FERC commissioner wary of demand response touting itself as 'disruptive force'

Platts
July 10, 2020

A top US energy regulator recommended Tuesday that demand response, smart grid and other industries backing emerging electricity technologies avoid touting themselves as a "disruptive force" to the electric industry, while at the same time saying that federal regulatory efforts are moving toward measurement and verification of demand response.

"I think that the best thing for this industry is not to present themselves as a disruptive force but as a part of the core business of people who deliver electricity," said Commissioner Cheryl LaFleur of the US Federal Energy Regulatory Commission to the National Town Meeting on Demand Response and Smart Grid in Washington.

The event, sponsored by the Association of Demand Response and Smart Grid, discusses the "the business and policy aspects of demand response and its enabling technologies and applications," according to its website.
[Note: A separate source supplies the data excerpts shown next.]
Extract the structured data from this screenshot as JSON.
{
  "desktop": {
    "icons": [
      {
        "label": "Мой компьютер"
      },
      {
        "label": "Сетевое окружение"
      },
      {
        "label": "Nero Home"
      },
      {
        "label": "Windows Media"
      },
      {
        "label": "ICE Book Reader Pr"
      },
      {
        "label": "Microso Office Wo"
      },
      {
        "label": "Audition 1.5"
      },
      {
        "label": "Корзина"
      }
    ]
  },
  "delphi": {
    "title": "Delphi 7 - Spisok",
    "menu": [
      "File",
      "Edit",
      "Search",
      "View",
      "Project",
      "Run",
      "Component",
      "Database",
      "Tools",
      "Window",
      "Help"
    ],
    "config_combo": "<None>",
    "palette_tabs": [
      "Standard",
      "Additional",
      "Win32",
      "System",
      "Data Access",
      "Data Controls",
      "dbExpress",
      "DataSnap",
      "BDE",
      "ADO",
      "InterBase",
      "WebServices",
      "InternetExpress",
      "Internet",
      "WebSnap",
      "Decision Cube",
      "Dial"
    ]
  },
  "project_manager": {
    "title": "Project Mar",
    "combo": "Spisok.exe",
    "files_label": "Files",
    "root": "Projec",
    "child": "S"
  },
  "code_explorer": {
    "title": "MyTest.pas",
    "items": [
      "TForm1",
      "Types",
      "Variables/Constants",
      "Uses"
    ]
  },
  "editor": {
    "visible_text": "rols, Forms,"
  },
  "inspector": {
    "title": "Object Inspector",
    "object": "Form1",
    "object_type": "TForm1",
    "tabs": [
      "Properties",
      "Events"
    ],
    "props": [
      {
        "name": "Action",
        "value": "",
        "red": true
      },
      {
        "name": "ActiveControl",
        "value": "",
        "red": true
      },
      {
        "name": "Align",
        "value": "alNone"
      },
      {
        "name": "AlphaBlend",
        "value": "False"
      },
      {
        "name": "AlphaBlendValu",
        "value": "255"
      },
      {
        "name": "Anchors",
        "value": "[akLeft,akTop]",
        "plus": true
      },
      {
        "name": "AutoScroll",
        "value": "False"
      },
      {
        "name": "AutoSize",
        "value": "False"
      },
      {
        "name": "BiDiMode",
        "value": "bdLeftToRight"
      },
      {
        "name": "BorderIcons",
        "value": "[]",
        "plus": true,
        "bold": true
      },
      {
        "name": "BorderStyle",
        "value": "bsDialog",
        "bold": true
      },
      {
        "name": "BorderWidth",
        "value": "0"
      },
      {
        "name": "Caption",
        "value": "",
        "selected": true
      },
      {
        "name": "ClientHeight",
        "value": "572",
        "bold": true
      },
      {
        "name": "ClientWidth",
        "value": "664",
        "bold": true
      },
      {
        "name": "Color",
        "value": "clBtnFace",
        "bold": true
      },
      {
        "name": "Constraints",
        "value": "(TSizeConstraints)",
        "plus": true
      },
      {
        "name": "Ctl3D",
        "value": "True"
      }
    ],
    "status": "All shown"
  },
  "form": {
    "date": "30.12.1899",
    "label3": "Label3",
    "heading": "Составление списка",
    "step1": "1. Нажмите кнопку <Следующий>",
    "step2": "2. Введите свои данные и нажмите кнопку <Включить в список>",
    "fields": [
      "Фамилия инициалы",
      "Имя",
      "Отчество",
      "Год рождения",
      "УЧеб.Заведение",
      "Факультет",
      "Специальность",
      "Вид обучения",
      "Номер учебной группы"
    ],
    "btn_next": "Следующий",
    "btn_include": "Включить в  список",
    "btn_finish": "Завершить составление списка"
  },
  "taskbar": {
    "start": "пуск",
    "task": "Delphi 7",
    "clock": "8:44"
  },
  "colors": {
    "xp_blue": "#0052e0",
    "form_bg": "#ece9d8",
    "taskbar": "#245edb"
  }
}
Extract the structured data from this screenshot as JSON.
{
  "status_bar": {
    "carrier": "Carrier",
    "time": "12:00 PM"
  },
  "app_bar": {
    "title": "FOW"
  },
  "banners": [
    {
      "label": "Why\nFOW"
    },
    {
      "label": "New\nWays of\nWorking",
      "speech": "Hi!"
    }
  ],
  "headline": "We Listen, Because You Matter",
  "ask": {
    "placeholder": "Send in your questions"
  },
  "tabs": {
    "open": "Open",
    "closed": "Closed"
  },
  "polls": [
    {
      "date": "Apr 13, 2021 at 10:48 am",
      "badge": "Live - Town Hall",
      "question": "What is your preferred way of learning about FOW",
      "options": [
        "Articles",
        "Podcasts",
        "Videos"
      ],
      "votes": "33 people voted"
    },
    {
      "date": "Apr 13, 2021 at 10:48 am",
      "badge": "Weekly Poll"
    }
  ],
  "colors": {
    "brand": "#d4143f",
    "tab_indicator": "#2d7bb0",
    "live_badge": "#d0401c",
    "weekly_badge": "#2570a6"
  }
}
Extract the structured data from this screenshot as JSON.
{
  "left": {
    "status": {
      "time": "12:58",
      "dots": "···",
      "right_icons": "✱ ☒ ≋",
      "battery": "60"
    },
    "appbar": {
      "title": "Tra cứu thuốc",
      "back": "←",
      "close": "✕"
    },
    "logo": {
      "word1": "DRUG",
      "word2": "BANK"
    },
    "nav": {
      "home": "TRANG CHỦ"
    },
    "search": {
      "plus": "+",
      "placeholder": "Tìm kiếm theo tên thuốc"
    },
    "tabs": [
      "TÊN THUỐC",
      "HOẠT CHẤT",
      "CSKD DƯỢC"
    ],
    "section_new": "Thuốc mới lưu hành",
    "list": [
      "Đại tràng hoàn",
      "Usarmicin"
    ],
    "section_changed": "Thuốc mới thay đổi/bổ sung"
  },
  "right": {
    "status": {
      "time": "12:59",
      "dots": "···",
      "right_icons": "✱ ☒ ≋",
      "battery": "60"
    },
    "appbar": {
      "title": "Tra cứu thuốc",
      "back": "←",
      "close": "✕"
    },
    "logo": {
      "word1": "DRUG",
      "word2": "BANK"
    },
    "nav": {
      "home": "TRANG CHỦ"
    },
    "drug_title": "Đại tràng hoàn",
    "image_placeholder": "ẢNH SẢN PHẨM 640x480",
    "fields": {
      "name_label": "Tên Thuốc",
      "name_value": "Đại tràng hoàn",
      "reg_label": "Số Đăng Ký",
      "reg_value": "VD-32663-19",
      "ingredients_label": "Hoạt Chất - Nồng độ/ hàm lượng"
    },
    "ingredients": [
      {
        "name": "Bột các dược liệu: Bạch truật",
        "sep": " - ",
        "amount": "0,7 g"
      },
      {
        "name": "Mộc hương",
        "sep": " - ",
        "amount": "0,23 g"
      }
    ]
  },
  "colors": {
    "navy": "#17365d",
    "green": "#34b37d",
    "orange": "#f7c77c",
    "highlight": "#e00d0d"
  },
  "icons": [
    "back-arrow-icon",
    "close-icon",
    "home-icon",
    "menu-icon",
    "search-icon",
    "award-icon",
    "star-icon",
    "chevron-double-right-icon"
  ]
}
Speaking on a panel at the event, LaFleur said "it's all about cost to the customer, reliability and reducing environmental impacts, and the products you all sell can help on all of those." She noted that Southern Company, which with its vertically integrated structure and emphasis on coal and nuclear is considered a more traditional utility, has done "a ton with smart grid." 

LaFleur also compared the pitting of demand response and smart grid companies against the utilities as a "kind of like saying 'if we create bike paths and pave the roads in our community, will that mean nobody will use the state highways anymore?' No, because they fulfill different functions.

"The future is integrating yourself into the old way," LaFleur added.

Elsewhere on the panel, LaFleur said FERC has largely finished its cases involving Order 745, which required independent system operators to pay demand response resources at the locational marginal price for the service they provide to the grid, and that attention now turns to state action and detail-oriented items.

"There's a lot that has to be worked out" on measurement and verification, establishing baselines, and the interaction between capacity and energy markets, LaFleur said, adding that "the devil is really in the details." She went on to say that "[demand response] is really playing in the big leagues and a lot has to happen so that we
understand and measure it."

On capacity markets, she noted that the integration of renewables, power rules promulgated by the Environmental Protection Agency and other factors are creating real change in the power supply, creating the need to rely more so on capacity markets. How those markets are working and how demand response can play in those markets is key, she said.